- Born: Tom Vattakuzy 31 May 1967 (age 59) Muvattupuzha, Eranakulam, Kerala
- Education: Santiniketan in 1991 & Maharaja Sayajirao University of Baroda in 1996
- Occupations: Artist, Painter
- Spouse: Ceena
- Children: Aditya & Atheeth
- Parent(s): Joseph & Mariyakutty
- Awards: Kerala Lalithakala Akademi in 1997

= Tom Vattakuzhy =

Indian artist (born 1967)

 Tom Vattakuzhy (31 May 1967, Kalloorkad, Muvattupuzha, Eranakulam District, Kerala) is an Indian painter, Printmaker, and Illustrator. His works have been cited for their use of light effects.

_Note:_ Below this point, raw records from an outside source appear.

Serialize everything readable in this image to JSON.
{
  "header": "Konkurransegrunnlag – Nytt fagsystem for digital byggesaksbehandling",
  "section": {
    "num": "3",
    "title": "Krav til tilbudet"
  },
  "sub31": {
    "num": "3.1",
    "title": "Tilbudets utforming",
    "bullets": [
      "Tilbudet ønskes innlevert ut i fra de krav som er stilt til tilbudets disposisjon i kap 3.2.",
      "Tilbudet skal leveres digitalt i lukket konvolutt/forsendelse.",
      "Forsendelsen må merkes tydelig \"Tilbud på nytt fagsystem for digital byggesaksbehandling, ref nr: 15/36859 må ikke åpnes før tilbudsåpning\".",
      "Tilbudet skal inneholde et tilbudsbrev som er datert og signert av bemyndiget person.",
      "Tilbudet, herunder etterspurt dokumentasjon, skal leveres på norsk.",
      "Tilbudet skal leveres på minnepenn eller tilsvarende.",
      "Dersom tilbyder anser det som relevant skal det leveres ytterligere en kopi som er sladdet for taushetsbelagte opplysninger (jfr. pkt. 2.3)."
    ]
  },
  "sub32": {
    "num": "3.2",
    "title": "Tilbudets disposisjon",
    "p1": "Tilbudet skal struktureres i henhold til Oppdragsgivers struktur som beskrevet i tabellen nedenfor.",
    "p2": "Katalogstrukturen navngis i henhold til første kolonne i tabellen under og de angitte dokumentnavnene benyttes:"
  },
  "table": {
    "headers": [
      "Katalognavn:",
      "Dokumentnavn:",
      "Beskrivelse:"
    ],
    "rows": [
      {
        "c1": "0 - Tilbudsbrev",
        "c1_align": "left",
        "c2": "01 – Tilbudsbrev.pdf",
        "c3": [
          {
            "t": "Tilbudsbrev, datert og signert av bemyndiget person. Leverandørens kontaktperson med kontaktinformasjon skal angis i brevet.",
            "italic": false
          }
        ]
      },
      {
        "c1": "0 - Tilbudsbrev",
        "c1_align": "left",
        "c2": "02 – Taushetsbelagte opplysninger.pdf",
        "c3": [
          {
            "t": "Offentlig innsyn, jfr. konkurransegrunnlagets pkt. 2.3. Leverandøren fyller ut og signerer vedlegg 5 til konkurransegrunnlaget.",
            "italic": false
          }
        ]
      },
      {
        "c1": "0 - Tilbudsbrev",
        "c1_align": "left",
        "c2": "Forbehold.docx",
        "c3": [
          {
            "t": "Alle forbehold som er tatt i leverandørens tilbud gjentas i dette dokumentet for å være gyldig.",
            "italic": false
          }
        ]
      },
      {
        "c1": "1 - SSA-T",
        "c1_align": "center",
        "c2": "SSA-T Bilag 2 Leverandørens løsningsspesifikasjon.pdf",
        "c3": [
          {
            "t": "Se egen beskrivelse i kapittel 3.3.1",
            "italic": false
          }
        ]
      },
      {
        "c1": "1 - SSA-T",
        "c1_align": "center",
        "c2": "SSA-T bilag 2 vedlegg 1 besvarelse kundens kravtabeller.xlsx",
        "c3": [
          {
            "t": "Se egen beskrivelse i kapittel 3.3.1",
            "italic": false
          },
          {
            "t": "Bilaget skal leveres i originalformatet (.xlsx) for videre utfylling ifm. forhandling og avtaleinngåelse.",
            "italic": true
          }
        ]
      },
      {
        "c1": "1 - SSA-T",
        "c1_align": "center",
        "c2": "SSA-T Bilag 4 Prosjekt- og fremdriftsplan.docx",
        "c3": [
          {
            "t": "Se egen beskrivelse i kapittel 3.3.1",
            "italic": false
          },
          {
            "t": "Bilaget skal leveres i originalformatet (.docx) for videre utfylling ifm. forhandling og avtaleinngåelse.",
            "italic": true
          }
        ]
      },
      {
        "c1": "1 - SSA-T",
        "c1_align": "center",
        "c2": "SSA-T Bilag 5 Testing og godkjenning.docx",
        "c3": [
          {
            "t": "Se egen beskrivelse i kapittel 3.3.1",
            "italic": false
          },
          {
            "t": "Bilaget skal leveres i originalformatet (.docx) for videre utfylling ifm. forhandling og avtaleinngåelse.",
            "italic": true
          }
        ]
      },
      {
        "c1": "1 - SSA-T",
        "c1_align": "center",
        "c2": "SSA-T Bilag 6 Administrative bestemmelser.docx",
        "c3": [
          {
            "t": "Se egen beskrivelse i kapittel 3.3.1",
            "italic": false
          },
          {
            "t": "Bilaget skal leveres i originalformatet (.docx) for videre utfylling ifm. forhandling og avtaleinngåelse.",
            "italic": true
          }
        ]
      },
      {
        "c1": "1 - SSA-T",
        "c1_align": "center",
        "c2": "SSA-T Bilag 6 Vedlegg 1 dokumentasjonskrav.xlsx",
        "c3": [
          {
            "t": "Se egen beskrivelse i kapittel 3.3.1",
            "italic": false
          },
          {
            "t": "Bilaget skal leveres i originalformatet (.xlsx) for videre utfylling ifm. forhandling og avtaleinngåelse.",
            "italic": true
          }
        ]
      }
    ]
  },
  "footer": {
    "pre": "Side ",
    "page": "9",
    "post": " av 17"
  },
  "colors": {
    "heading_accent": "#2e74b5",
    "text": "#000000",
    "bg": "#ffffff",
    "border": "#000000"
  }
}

== Early life and education ==
Tom Vattakuzhy was born into a rural agricultural family at Kalloorkad, showed an artistic inclination at an early phase of his schooling. He completed a diploma course in art at a local art school at Muvattupuzha and then attended art lessons at a couple of art schools before he joined Kerala Kalapeetom in Ernakulam from where he learned about the possibilities of higher education in art. But, his family was not supportive of him to leave the job of a school art teacher which he had already entered into and go for further studies in art. He spent years doing the job, painting portraits and illustrating periodicals until he found a new lease of energy in the tutelage of senior artists like M. V. Devan and Prof. M.V. Krisnan. He Joined Kalabhawan, Santiniketan Visva-Bharati University located at West Bengal in 1991 and completed bachelor's degree in printmaking in 1996 followed by a master's degree at the Faculty of Fine Arts, Maharaja Sayajirao University of Baroda of Baroda in 1998. He came into close contact with doyen artists like K. G. Subramanyan and Somnath Hore during his study at santiniketan, that played a pivotal role in shaping his choices in art and life. He taught art at the various fine art collages, Raja Ravi Varma College of Fine Arts, Mavelikkara & College of Fine Arts Trivandrum in Kerala for about four years and subsequently in Al Khor International School in Qatar for about eight years. Though his job earned him a living and provided for painting; realizing that it stunts his art practice, he left the job in 2010 and returned home to devote more time to his art.

== Life in art ==
Being a village-born boy, Tom's earliest inspirations came from matchbox- pictures, magazine illustrations and the altarpieces of his nearby churches. His Christian upbringing has an influence on his works. It gives his works a humanistic and often ethereal hue.
His Early Illustrations for the novels by P. Padmarajan, N.P. Mohammed, C. Radhakrishnan and the like in Mathrubhumi Azhchappathippu, remotely reminiscing the drawings of Shiavax Chavda, were noted for its bold and free-flowing lines. Later on his illustrations which he preferred to call ‘story paintings’ turned to be more painterly reappraising its hitherto conventions and synthesising it with the visual syntax of his paintings. One of his illustrations appeared in a mainstream literary magazine in 2016 with an allusive resonance of The Last Supper (Leonardo da Vinci) ruffled up the feathers of religious sentiments of the Christian Church and uproar was created despite its withdrawal. A Magazine In Kerala Is Facing The Ire Of The Church Even After Issuing An Apology from the newsstands., Tom's Paintings do not subscribe to the tendencies of mere formalistic explorations of aesthetical pleasure, but investigate the possibilities of establishing a connecting thread to the human soul that would invoke a mystic, transcendental visual experience in the viewer. Though he draws subjects for his paintings from the familiar world around him, as art critic Johny M.L points out that; ‘....when we see them within the emblematic narratives that Tom chooses to paint they look ethereal, distanced and divined. Clad in a Renaissance hue, each mundane act of life turns Eucharistic’.

== Awards ==
- 1998 AIFACS All India Fine Arts and Crafts Society Award, New Delhi
- 1997 AIFACS All India Fine Arts and Crafts Society Award, New Delhi
- 1997 Kerala Lalithakala Akademi Award, Govt. of Kerala
- 1996 Highly Commended Certificate, Kerala Lalithakala Akademi, Govt. of Kerala
- 1996 National Scholarship, Ministry of Human Resource Development, New Delhi.
- 1995 Haren Das Award, Academy of Fine Arts, Calcutta
- 1992-1996 Merit Scholarship, Kala Bhavan, Viswa-Bharati University, Santiniketan.